Scène primitive | Naissance et métamorphose

Scène Web

Vers la transparence d’un 5ème mur | Objectif NU(L)

Je me mets en ligne comme un amas de cellules retourne à la terre puis un jour à l’espace. Voilà tout le fond de mon geste artistique. Sans plus.

C’est cette unique activité de construction et destruction simultanée et spontanée qui m’occupe et m’intéresse. Elle résume l’entièreté de mes liens au monde. Elle synthétise ma vision et mon goût pour ce que doit être une création artistique non volontaire, dénuée du souci néfaste d’apparente cohérence. Néanmoins, partout dans les replis de ses liens, siège le maillage d’une harmonie toute organique. C’est en ce sens que le Web est un espace qui me parle au même titre que le plateau de théâtre.

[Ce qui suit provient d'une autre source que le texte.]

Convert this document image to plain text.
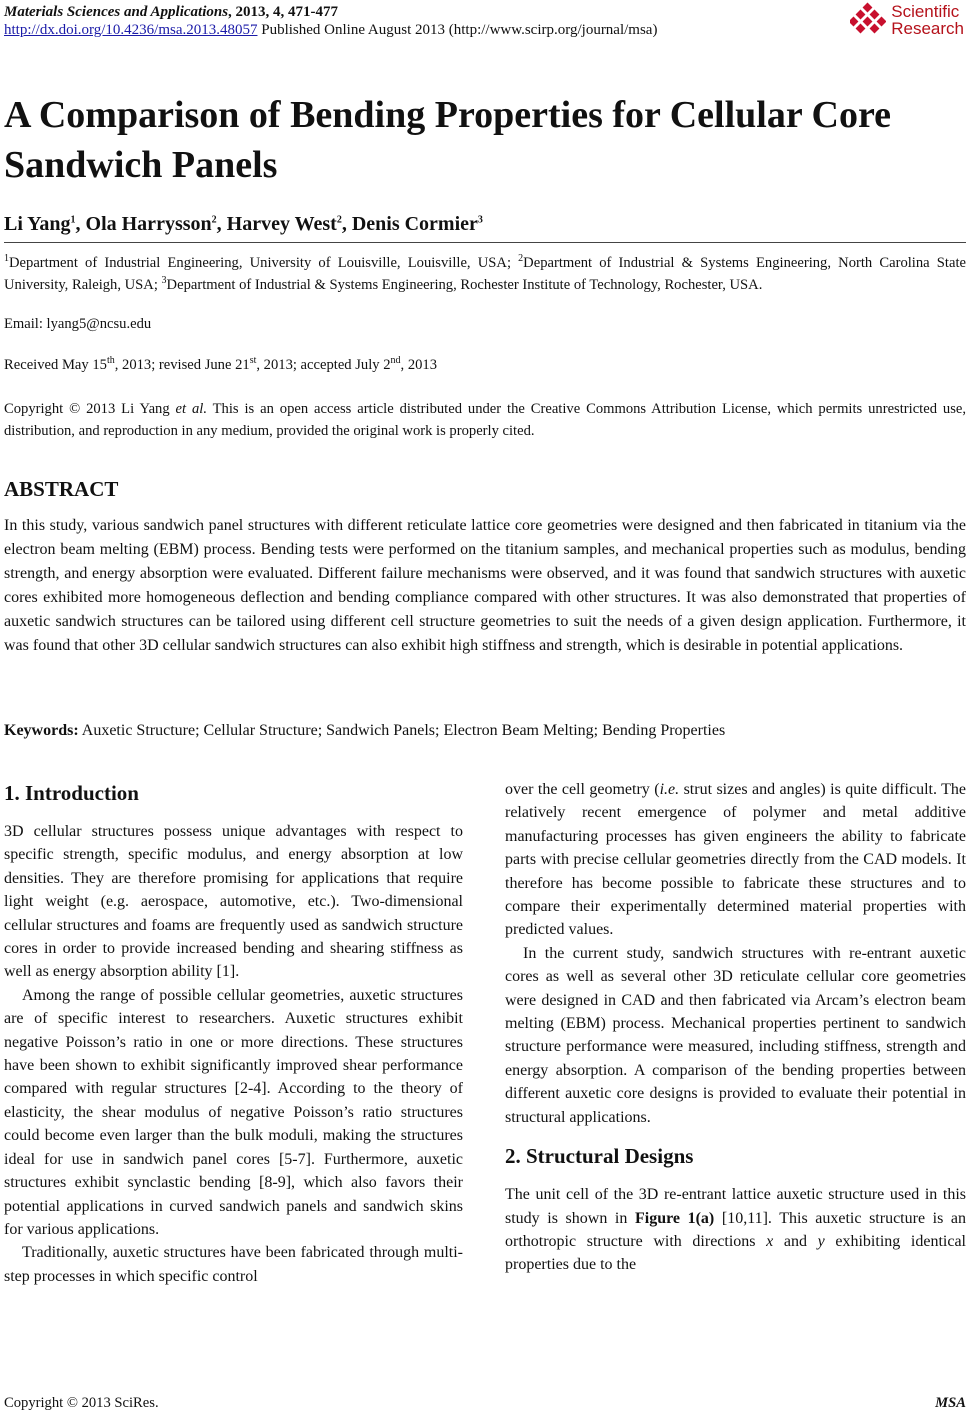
Materials Sciences and Applications, 2013, 4, 471-477
http://dx.doi.org/10.4236/msa.2013.48057 Published Online August 2013 (http://www.scirp.org/journal/msa)
Scientific
Research
A Comparison of Bending Properties for Cellular Core Sandwich Panels
Li Yang$^1$, Ola Harrysson$^2$, Harvey West$^2$, Denis Cormier$^3$
$^1$Department of Industrial Engineering, University of Louisville, Louisville, USA; $^2$Department of Industrial & Systems Engineering, North Carolina State University, Raleigh, USA; $^3$Department of Industrial & Systems Engineering, Rochester Institute of Technology, Rochester, USA.
Email: lyang5@ncsu.edu
Received May 15th, 2013; revised June 21st, 2013; accepted July 2nd, 2013
Copyright © 2013 Li Yang et al. This is an open access article distributed under the Creative Commons Attribution License, which permits unrestricted use, distribution, and reproduction in any medium, provided the original work is properly cited.
ABSTRACT
In this study, various sandwich panel structures with different reticulate lattice core geometries were designed and then fabricated in titanium via the electron beam melting (EBM) process. Bending tests were performed on the titanium samples, and mechanical properties such as modulus, bending strength, and energy absorption were evaluated. Different failure mechanisms were observed, and it was found that sandwich structures with auxetic cores exhibited more homogeneous deflection and bending compliance compared with other structures. It was also demonstrated that properties of auxetic sandwich structures can be tailored using different cell structure geometries to suit the needs of a given design application. Furthermore, it was found that other 3D cellular sandwich structures can also exhibit high stiffness and strength, which is desirable in potential applications.
Keywords: Auxetic Structure; Cellular Structure; Sandwich Panels; Electron Beam Melting; Bending Properties
1. Introduction

3D cellular structures possess unique advantages with respect to specific strength, specific modulus, and energy absorption at low densities. They are therefore promising for applications that require light weight (e.g. aerospace, automotive, etc.). Two-dimensional cellular structures and foams are frequently used as sandwich structure cores in order to provide increased bending and shearing stiffness as well as energy absorption ability [1].

Among the range of possible cellular geometries, auxetic structures are of specific interest to researchers. Auxetic structures exhibit negative Poisson’s ratio in one or more directions. These structures have been shown to exhibit significantly improved shear performance compared with regular structures [2-4]. According to the theory of elasticity, the shear modulus of negative Poisson’s ratio structures could become even larger than the bulk moduli, making the structures ideal for use in sandwich panel cores [5-7]. Furthermore, auxetic structures exhibit synclastic bending [8-9], which also favors their potential applications in curved sandwich panels and sandwich skins for various applications.

Traditionally, auxetic structures have been fabricated through multi-step processes in which specific control

over the cell geometry (i.e. strut sizes and angles) is quite difficult. The relatively recent emergence of polymer and metal additive manufacturing processes has given engineers the ability to fabricate parts with precise cellular geometries directly from the CAD models. It therefore has become possible to fabricate these structures and to compare their experimentally determined material properties with predicted values.

In the current study, sandwich structures with re-entrant auxetic cores as well as several other 3D reticulate cellular core geometries were designed in CAD and then fabricated via Arcam’s electron beam melting (EBM) process. Mechanical properties pertinent to sandwich structure performance were measured, including stiffness, strength and energy absorption. A comparison of the bending properties between different auxetic core designs is provided to evaluate their potential in structural applications.

2. Structural Designs

The unit cell of the 3D re-entrant lattice auxetic structure used in this study is shown in Figure 1(a) [10,11]. This auxetic structure is an orthotropic structure with directions x and y exhibiting identical properties due to the

Copyright © 2013 SciRes.	MSA
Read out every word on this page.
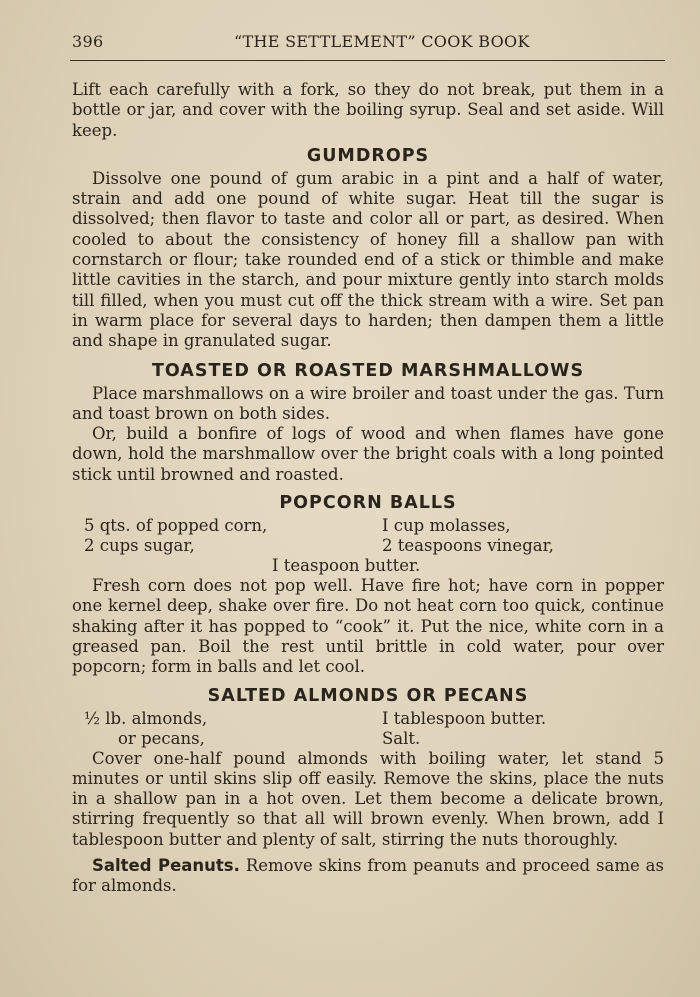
396	“THE SETTLEMENT” COOK BOOK

Lift each carefully with a fork, so they do not break, put them in a bottle or jar, and cover with the boiling syrup. Seal and set aside. Will keep.

GUMDROPS

Dissolve one pound of gum arabic in a pint and a half of water, strain and add one pound of white sugar. Heat till the sugar is dissolved; then flavor to taste and color all or part, as desired. When cooled to about the consistency of honey fill a shallow pan with cornstarch or flour; take rounded end of a stick or thimble and make little cavities in the starch, and pour mixture gently into starch molds till filled, when you must cut off the thick stream with a wire. Set pan in warm place for several days to harden; then dampen them a little and shape in granulated sugar.

TOASTED OR ROASTED MARSHMALLOWS

Place marshmallows on a wire broiler and toast under the gas. Turn and toast brown on both sides.

Or, build a bonfire of logs of wood and when flames have gone down, hold the marshmallow over the bright coals with a long pointed stick until browned and roasted.

POPCORN BALLS
5 qts. of popped corn,	I cup molasses,
2 cups sugar,	2 teaspoons vinegar,
I teaspoon butter.

Fresh corn does not pop well. Have fire hot; have corn in popper one kernel deep, shake over fire. Do not heat corn too quick, continue shaking after it has popped to “cook” it. Put the nice, white corn in a greased pan. Boil the rest until brittle in cold water, pour over popcorn; form in balls and let cool.

SALTED ALMONDS OR PECANS
½ lb. almonds,	I tablespoon butter.
or pecans,	Salt.

Cover one-half pound almonds with boiling water, let stand 5 minutes or until skins slip off easily. Remove the skins, place the nuts in a shallow pan in a hot oven. Let them become a delicate brown, stirring frequently so that all will brown evenly. When brown, add I tablespoon butter and plenty of salt, stirring the nuts thoroughly.

Salted Peanuts. Remove skins from peanuts and proceed same as for almonds.
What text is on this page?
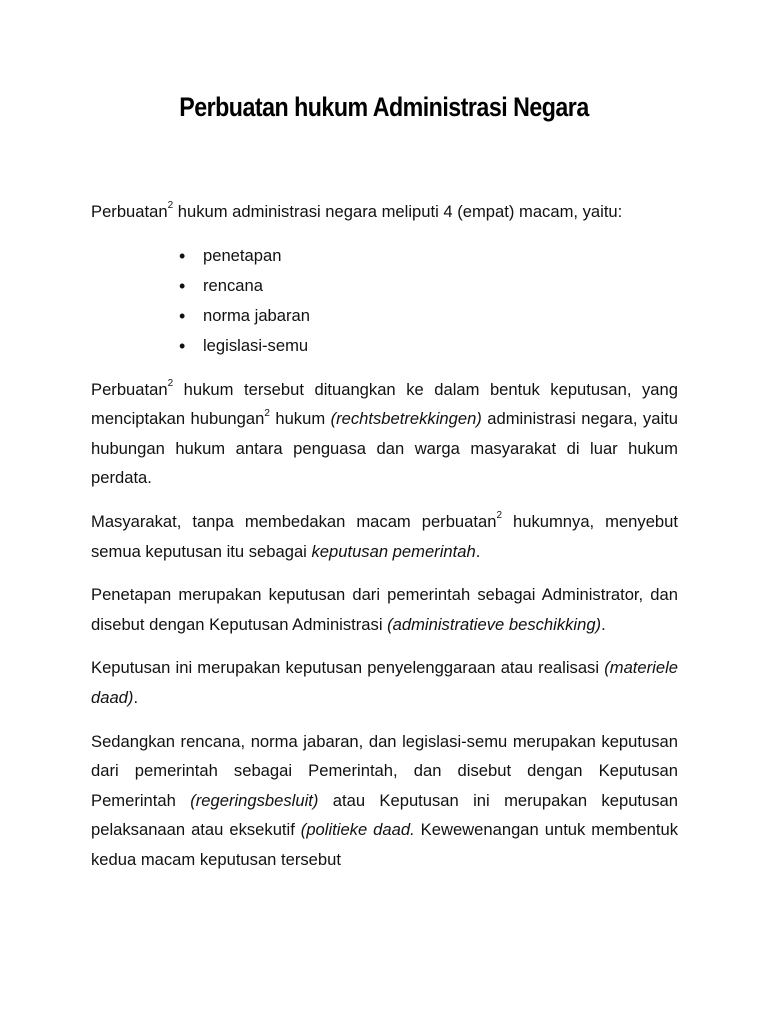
Perbuatan hukum Administrasi Negara

Perbuatan$^2$ hukum administrasi negara meliputi 4 (empat) macam, yaitu:

• penetapan
• rencana
• norma jabaran
• legislasi-semu

Perbuatan$^2$ hukum tersebut dituangkan ke dalam bentuk keputusan, yang menciptakan hubungan$^2$ hukum (rechtsbetrekkingen) administrasi negara, yaitu hubungan hukum antara penguasa dan warga masyarakat di luar hukum perdata.

Masyarakat, tanpa membedakan macam perbuatan$^2$ hukumnya, menyebut semua keputusan itu sebagai keputusan pemerintah.

Penetapan merupakan keputusan dari pemerintah sebagai Administrator, dan disebut dengan Keputusan Administrasi (administratieve beschikking).

Keputusan ini merupakan keputusan penyelenggaraan atau realisasi (materiele daad).

Sedangkan rencana, norma jabaran, dan legislasi-semu merupakan keputusan dari pemerintah sebagai Pemerintah, dan disebut dengan Keputusan Pemerintah (regeringsbesluit) atau Keputusan ini merupakan keputusan pelaksanaan atau eksekutif (politieke daad. Kewewenangan untuk membentuk kedua macam keputusan tersebut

Tout le reste est déjà là ou arrive à son heure

Cellules souches | Scène primitive imaginaire | Dessin numérique © David Noir
Cellules souches | Scène primitive imaginaire | Dessin numérique © David Noir

De la scène de théâtre à Internet

 

L’image-écran de la virtualité de nos pensées

Ce n’est pas nécessairement pour son aspect publicitaire ou par la diffusion de captations vidéo qu’Internet m’apparait comme un allié possible de la scène vivante. C’est bien en tant que nouvelle extension de sens pour des formes théâtrales contemporaines. Elles restent à inventer et il ne faut pas nécessairement les imaginer en tant qu’héritières directes de la scène telle que nous la connaissons.

Par-delà le virtuel 4ème mur si souvent traversé depuis des décennies, les artistes concepteurs cherchent à faire échapper leurs œuvres aux limites des plateaux. La tentaculaire configuration du Web, inspirée de nos modes de pensée cognitive, leur offre aujourd’hui une structure propre à supporter de nouvelles formes d’écritures. Davantage qu’un terrain de jeu, c’est un moule en creux apte à recevoir une incarnation différente des principes du théâtre et plus largement, de la scène vivante.

Il s’agit d’élargir le plateau à la Toile.

L’opposition entre la consultation de pages derrière son ordinateur et une présence réelle dans une salle est illusoire. L’internaute est tout autant un spectateur que l’individu parfois venu se vautrer dans un fauteuil, les yeux mi-clos. Il l’est peut-être même plus, par sa volonté propre de lire, regarder, entendre et cliquer sur des liens en direction de ce qui l’intéresse. L’art du surf sur Internet est aussi éphémère que l’instantanéité de la représentation, mais le spectateur y est autrement actif. Il faut dire que le spectacle véritable qui l’absorbe est celui de l’écran. Un écran spécial, qui n’a rien à voir avec celui du cinéma. Non, un écran qui danse et scintille par sa composition même faite de pixels.

Web errance

Nos écrans sont luminescent avant toute chose. Il n’attendent pas après une image projetée pour exprimer leur présence. Là où l’écran de cinéma se veut simple support blanc prompt à s’effacer et se faire oublier, nos surfaces numériques résonnent d’elles-mêmes sans discontinuer. C’était bien-sûr déjà le cas pour les tubes cathodiques de nos anciens téléviseurs dont la neige opérait à elle seule toute une fascination. J’aurais même tendance à penser que le programme diffusé servait d’habillage à ce pouvoir sans borne d’un flux qui scintille. Ainsi la barque que l’on croit regarder passer révèle avant tout la rivière qui la porte.

 

Internet peut constituer un véritable prolongement de la scène

La frontière, l’interface dirait-on aujourd’hui, est la seule chose qui se travaille véritablement. Dans la vie, on appelle souvent ça la relation. Au théâtre ou en direct, selon les modes de transmissions, c’est la corde vibrante la plus décisive pour donner le ton. Tout le reste est déjà là bien en amont dans la constitution propre de l’individu ou arrive à son heure, par la rencontre d’une idée, d’une sensation ou de certains de ses semblables. La soupe primitive de laquelle nous sommes issus forme toujours en nous le décor et la scène.

En plongée dans les méandres de la scène

A travers ce site, j’expérimente une autre version de l’immédiateté de l’instant vécu, par hasard partagé. Plonger. Sortir. Replonger. Ressortir… et à chaque retour sur la berge, après dissolution, on estime à partir de ses cellules souches, la repousse progressives de ses nouveaux membres articulés. C’est le mouvement de l’évolution en marche depuis le magma premier, incessamment rejoué. Archaïsme et modernité nous tiennent par la main pour que se lisse et respire sans se déshydrater notre neuve peau d’amphibien.